Mort d'un petit garçon dans un hôpital, victime d'une erreur d'une infirmière

Le Point.fr/AFP
Vendredi 26 Décembre 2008 - 13:55


Un enfant de trois ans est décédé mercredi soir à l'hôpital Saint-Vincent-de-Paul à Paris (XIVe), victime d'une erreur de médicament administré par une infirmière qui a reconnu s'être trompée et a été placée en garde à vue, une procédure contestée par des syndicats.


Mort d'un petit garçon dans un hôpital, victime d'une erreur d'une infirmière
"Dès les premiers moments, l'infirmière est venue dire à son chef de service qu'il s'agissait d'une erreur", a déclaré jeudi à la presse la ministre de la Santé, Roselyne Bachelot.

Le petit garçon de trois ans, décédé mercredi dans cet hôpital, avait été admis en pédiatrie générale pour une angine pour laquelle cette infirmière lui aurait administré par erreur du chlorure de magnésium, a-t-on appris jeudi de source proche de l'enquête.

"Il est venu aux urgences pour un truc bénin, ça s'est détérioré et il a été emmené en réa", a expliqué à l'AFP sous couvert de l'anonymat un médecin de garde de l'hôpital Cochin-Saint-Vincent de Paul.

L'enfant, dont les parents habiteraient Joinville-le-Pont dans le Val-de-Marne, est décédé mercredi vers 20H00. Une infirmière, dont l'âge n'a pas été précisé, a été placée en garde à vue, mercredi un peu plus tard dans la soirée, dans les locaux de la brigade de répression de la délinquance à la personne (BRDP) chargée de l'enquête par le parquet de Paris.

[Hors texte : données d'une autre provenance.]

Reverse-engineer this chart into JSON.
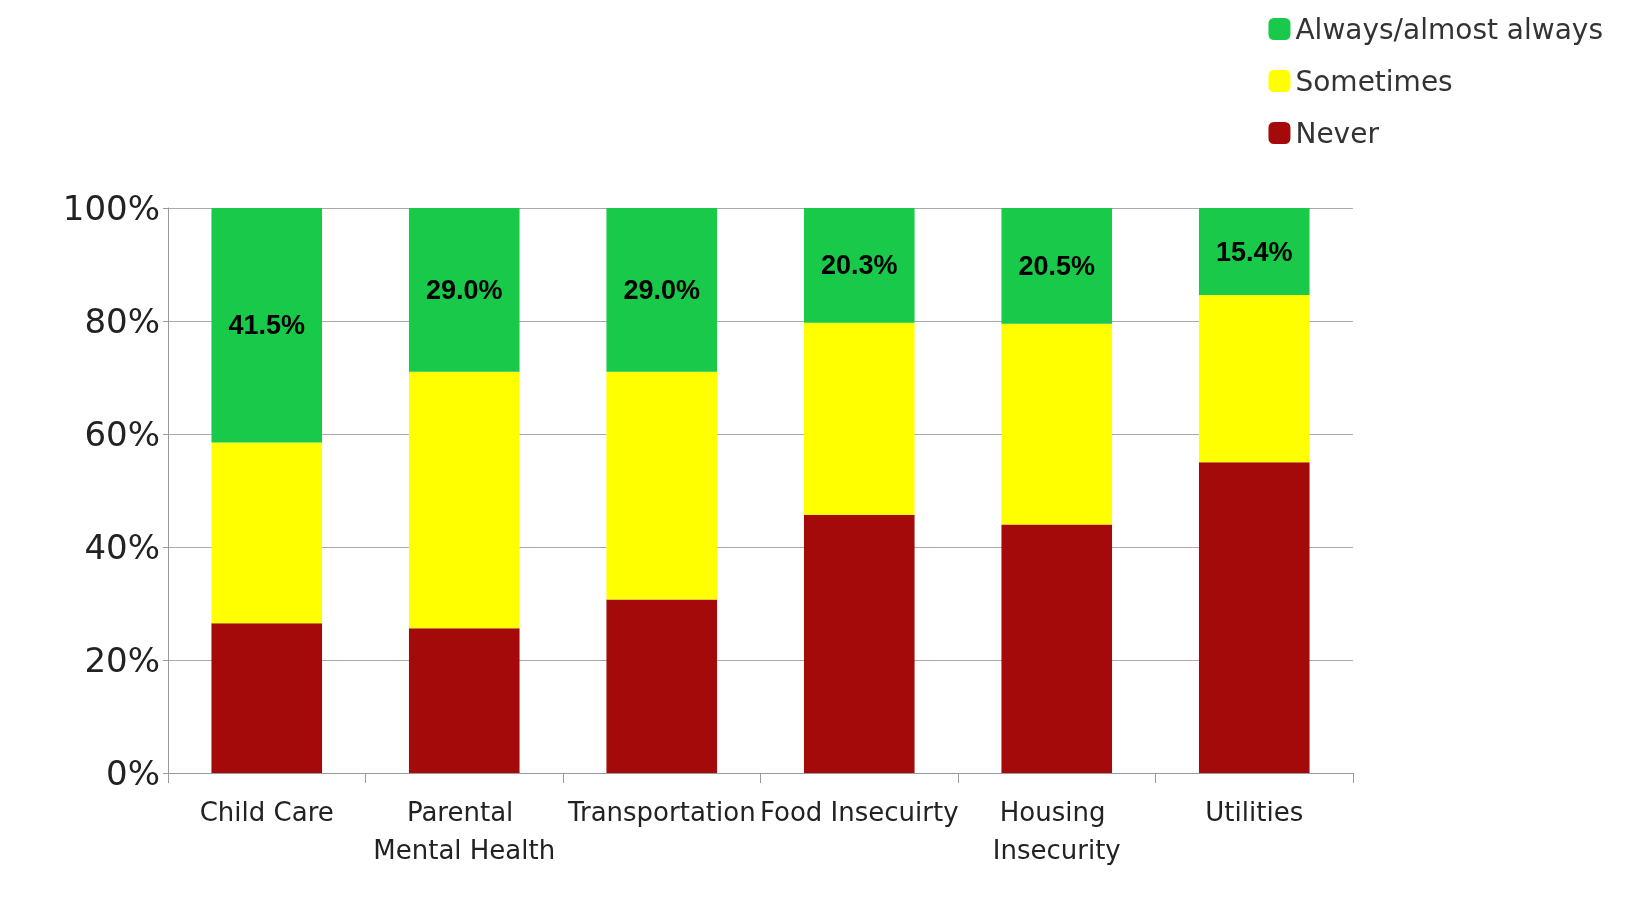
{
  "chart_data": {
    "type": "bar",
    "stacked": true,
    "categories": [
      "Child Care",
      "Parental Mental Health",
      "Transportation",
      "Food Insecuirty",
      "Housing Insecurity",
      "Utilities"
    ],
    "series": [
      {
        "name": "Never",
        "color": "#a50a0a",
        "values": [
          26.5,
          25.6,
          30.7,
          45.7,
          44.0,
          55.0
        ]
      },
      {
        "name": "Sometimes",
        "color": "#ffff00",
        "values": [
          32.0,
          45.4,
          40.3,
          34.0,
          35.5,
          29.6
        ]
      },
      {
        "name": "Always/almost always",
        "color": "#18c94a",
        "values": [
          41.5,
          29.0,
          29.0,
          20.3,
          20.5,
          15.4
        ],
        "value_labels": [
          "41.5%",
          "29.0%",
          "29.0%",
          "20.3%",
          "20.5%",
          "15.4%"
        ]
      }
    ],
    "ylim": [
      0,
      100
    ],
    "yticks": [
      {
        "value": 0,
        "label": "0%"
      },
      {
        "value": 20,
        "label": "20%"
      },
      {
        "value": 40,
        "label": "40%"
      },
      {
        "value": 60,
        "label": "60%"
      },
      {
        "value": 80,
        "label": "80%"
      },
      {
        "value": 100,
        "label": "100%"
      }
    ],
    "grid": "y",
    "legend": "top right"
  }
}
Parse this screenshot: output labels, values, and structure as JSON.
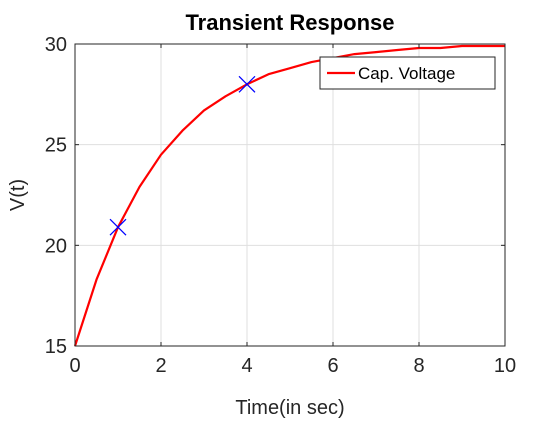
{
  "chart_data": {
    "type": "line",
    "title": "Transient Response",
    "xlabel": "Time(in sec)",
    "ylabel": "V(t)",
    "xlim": [
      0,
      10
    ],
    "ylim": [
      15,
      30
    ],
    "x_ticks": [
      0,
      2,
      4,
      6,
      8,
      10
    ],
    "y_ticks": [
      15,
      20,
      25,
      30
    ],
    "x_tick_labels": [
      "0",
      "2",
      "4",
      "6",
      "8",
      "10"
    ],
    "y_tick_labels": [
      "15",
      "20",
      "25",
      "30"
    ],
    "grid": true,
    "legend_position": "top-right",
    "series": [
      {
        "name": "Cap. Voltage",
        "color": "#ff0000",
        "x": [
          0,
          0.5,
          1,
          1.5,
          2,
          2.5,
          3,
          3.5,
          4,
          4.5,
          5,
          5.5,
          6,
          6.5,
          7,
          7.5,
          8,
          8.5,
          9,
          9.5,
          10
        ],
        "y": [
          15.0,
          18.3,
          20.9,
          22.9,
          24.5,
          25.7,
          26.7,
          27.4,
          28.0,
          28.5,
          28.8,
          29.1,
          29.3,
          29.5,
          29.6,
          29.7,
          29.8,
          29.8,
          29.9,
          29.9,
          29.9
        ]
      }
    ],
    "markers": [
      {
        "x": 1,
        "y": 20.9,
        "symbol": "x",
        "color": "#0000ff"
      },
      {
        "x": 4,
        "y": 28.0,
        "symbol": "x",
        "color": "#0000ff"
      }
    ]
  }
}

La direction de l'AP-HP, qui avait dès mercredi avancé l'hypothèse d'une erreur humaine, a annoncé jeudi matin à l'AFP qu'elle avait "demandé un audit interne pour comprendre les circonstances de ce drame".

Cette infirmière a fait une erreur sur la nature du médicament à administrer, et non la dose, a précisé Jean-Marie Le Guen, président du conseil d'administration de l'Assistance publique-Hôpitaux de Paris (APHP).

Sa garde à vue, toujours en vigueur jeudi en milieu de journée, "est la procédure normale dans ce cas", a assuré Mme Bachelot, en marge d'une visite à l'hôpital Robert-Debré à Paris (XIXe).

"J'ai demandé une enquête à la DDASS de Paris", a ajouté Mme Bachelot, selon laquelle "la famille est prise en charge à l'intérieur du service pour l'accompagner dans son grand malheur".

Le Parquet prendra sa décision jeudi soir sur une prolongation éventuelle de la garde à vue, a précisé une source policière tandis que deux syndicats ont jugé cette procédure disproportionnée.

Sud, deuxième syndicat de l'AP-HP, a déclaré jeudi à l'AFP que l'"erreur" d'une infirmière ayant débouché sur une "catastrophe", à savoir la mort d'un enfant, n'est pas un "crime" justifiant une garde à vue.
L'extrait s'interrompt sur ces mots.